Head of the National Integrity Society Mohammad Al-Otaibi said Kuwait's well-established constitutional system is more qualified than testimony by foreign observers. He said the Cabinet has not given observers authorization to enter polling stations, adding that a team from his society is ready to take part in the polls.
Meanwhile, the court of cassation yesterday delayed until today its ruling on the disqualification of a number of candidates, including leading opposition member and former MP Bader Al-Dahoum. Dahoum and 33 other candidates were disqualified by an interior ministry commission supervising the elections.
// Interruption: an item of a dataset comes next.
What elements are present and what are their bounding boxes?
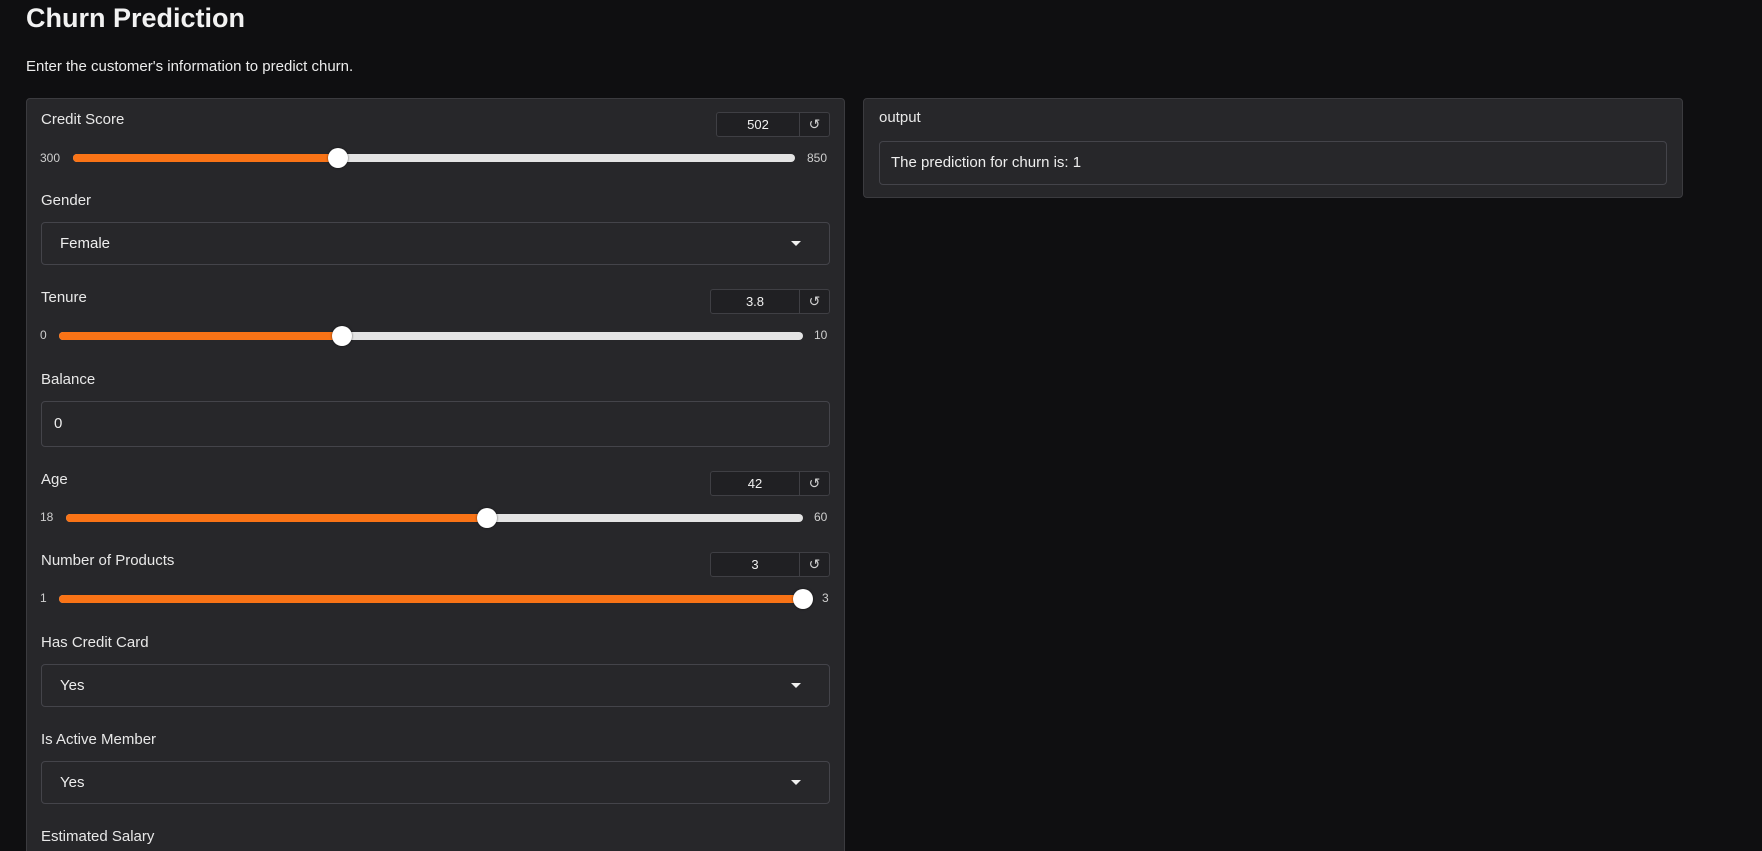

The candidates were barred from running in the polls mostly over financial issues, but also over political issues. A number of opposition candidates were gathering at the house of Dahoum as a token of support for him. More than 20 candidates, including former MPs, have signed a statement condemning attempts to prevent Dahoum from contesting the elections.
The higher election commission said yesterday that 1,185 judges will supervise the election. Judges will head all principal and secondary polling stations, both for men and women. Over 100 schools have been prepared as polling stations, spread all over the five constituencies.
Candidates have called for deep political reforms in the government and the National Assembly as well. Islamist candidate Waleed Al-Ghanem, running from the third constituency, called for wide-scale reforms at the National Assembly, saying it should start by changing the speaker following a bad experience over the past eight years.
"We need the speaker of the assembly to represent the people and to speak on their behalf," he said. In addition, the Assembly office must be reformed and the government should stop interfering in the election of Assembly panels, he said.
MP Thamer Al-Suwait, bidding for re-election from the fourth constituency, said Kuwait is passing through a series of dangers including rampant corruption and the penetration of the "deep state" into all institutions. He said the country has seen a retreat in almost everything including education, infrastructure, housing and others, and" now we are facing a chronic budget deficit amid a lack of proper planning by the government".